Medicaid Needs Welfare-Like Reform
Erainna Johnson, 42, and legally blind from a stroke several years ago, depends on Mississippi’s Medicaid program to pay for the 19 medications she needs to treat her medical conditions. According to a recent story in The New York Times, Mississippi will soon adopt a new policy that will restrict Medicaid beneficiaries like Johnson to no more than five prescriptions per month.
Although Mississippi benefits from the highest percentage of federal Medicaid assistance in the country (76 percent), it’s struggling to meet its share of program costs with more than a quarter of its residents on the Medicaid rolls. “The reality was we had to ratchet it down some or run the risk of losing the whole program because of the spiraling costs,” said Stephen Holland, a Democrat state legislator.
Mississippi is not alone, nor is it the most far-reaching in its efforts to reduce unsustainable Medicaid costs. Missouri is expected to reduce its Medicaid rolls by nearly 100,000 this summer while Tennessee continues to move forward with changes that could result in more than 300,000 recipients losing coverage. Between 2002 and 2004, at least 29 states enacted laws to freeze or limit Medicaid eligibility. In 2004, 48 states implemented new pharmacy cost controls and all 50 states froze or reduced rate increases for at least one group of providers. “What’s happened in Tennessee is a precursor to what is going to happen in every state in the country. It’s just a matter of when,” according to Virginia Gov. Mark Warner (D).

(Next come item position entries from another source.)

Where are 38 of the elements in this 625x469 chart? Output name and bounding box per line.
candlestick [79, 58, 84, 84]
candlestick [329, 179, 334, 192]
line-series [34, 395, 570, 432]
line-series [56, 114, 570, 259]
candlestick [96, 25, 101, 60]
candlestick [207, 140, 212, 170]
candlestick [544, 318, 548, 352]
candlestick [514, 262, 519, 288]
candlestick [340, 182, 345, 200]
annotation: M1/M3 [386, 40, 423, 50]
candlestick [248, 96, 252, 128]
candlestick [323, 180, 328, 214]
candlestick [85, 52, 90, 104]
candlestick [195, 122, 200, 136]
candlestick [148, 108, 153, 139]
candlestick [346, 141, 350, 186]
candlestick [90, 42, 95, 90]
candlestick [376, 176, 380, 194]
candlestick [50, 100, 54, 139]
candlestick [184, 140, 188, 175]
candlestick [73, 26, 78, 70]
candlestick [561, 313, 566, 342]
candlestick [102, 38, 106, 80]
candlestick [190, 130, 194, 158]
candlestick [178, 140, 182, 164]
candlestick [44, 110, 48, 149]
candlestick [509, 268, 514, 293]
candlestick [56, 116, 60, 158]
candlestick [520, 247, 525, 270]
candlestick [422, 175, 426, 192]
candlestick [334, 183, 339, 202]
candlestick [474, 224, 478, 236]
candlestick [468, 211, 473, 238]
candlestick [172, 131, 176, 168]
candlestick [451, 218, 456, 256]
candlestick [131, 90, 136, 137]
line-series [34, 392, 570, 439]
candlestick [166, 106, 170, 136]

Medicaid is at a crossroads. Created in 1965 as a health care program primarily for poor women and children, it now covers more than 50 million Americans, including seniors and the disabled, at incomes well above poverty in many states. Medicaid is already the biggest item in state budgets, exceeding elementary and secondary education combined. Left unreformed, analysts predict Medicaid will eventually absorb as much as 80 percent to 100 percent of all state revenues. In the last five years alone, the cost of Medicaid has risen 63 percent and is now more than $300 billion a year. “We are on the road to a meltdown,” Warner acknowledged recently.
So how do we avert disaster? We need to reform Medicaid by using the model that led to the successful transformation of welfare almost a decade ago. The key to that transformation was a Congressional effort that empowered governors to develop innovative new reforms, while creating financial incentives for better managing the program. The National Governors Association, of which Warner is chairman, has put forth a bipartisan blueprint for reform that provides a road map for Congressional efforts to strengthen and improve Medicaid.
Key among the governors’ recommendations are ending overpayment for Medicaid prescription drugs, cost sharing for higher income populations to promote cost consciousness and personal responsibility, flexible benefit structures to help states better target scarce resources, and transfer of asset restrictions to ensure program integrity and fiscal accountability. Reforms in these four areas would go a long way to reigning in spending growth and empowering Medicaid to deliver better care to more people.
Medicaid also needs to provide greater incentives for long-term care insurance and home-equity conversion to encourage proactive long-term care planning; an expanded role for “Cash & Counseling”-type programs to empower beneficiaries to manage their own care; and new initiatives to expand private health insurance coverage. All of these efforts highlight another critical aspect of the welfare reform initiative, which was the need to promote greater accountability and personal responsibility for beneficiaries.
Several governors have also expressed strong interest in other reforms, which will help them to transform Medicaid into a program to meet the needs of the 21st century. These include judicial reforms to provide states relief from outdated consent decrees and unending advocate lawsuits; a streamlined waiver approval process so states can implement innovative ideas more quickly; and broad “superwaivers” to open the door to truly bold reform ideas.
Unfortunately, critics of reform suggest any changes to Medicaid will hurt the poor. They conveniently ignore, however, the harms that the current program already does to Medicaid beneficiaries. According to a recent report drafted by the Medicare Payment Advisory Commission, fully 30 percent of all physicians now refuse to accept new Medicaid patients. Another report highlighted that Medicaid patients with chronic diseases had higher rates of adverse outcomes and used fewer preventive services than non-Medicaid patients.
Critics of reform also ignore the reality that Medicaid is already changing as — one-by-one — states try to avoid financial ruin. We need to ask ourselves whether to lead the way with measured reforms at the national level or to simply leave states to fend for themselves. Either way, Medicaid cannot continue on its present course.
We have a historic opportunity to secure Medicaid’s critical role as a safety net for future generations. We can strengthen and improve Medicaid while saving money at both the state and federal levels. So far, this has been a thoughtful, policy-driven process considerate of input from all who approach reform in good faith.
Simply put, we need to act before Erainna Johnson’s experience becomes acceptable to us. Absent reform, we won’t have a choice.
Rep. Nathan Deal (R-Ga.) is the chairman of the Energy and Commerce subcommittee on health.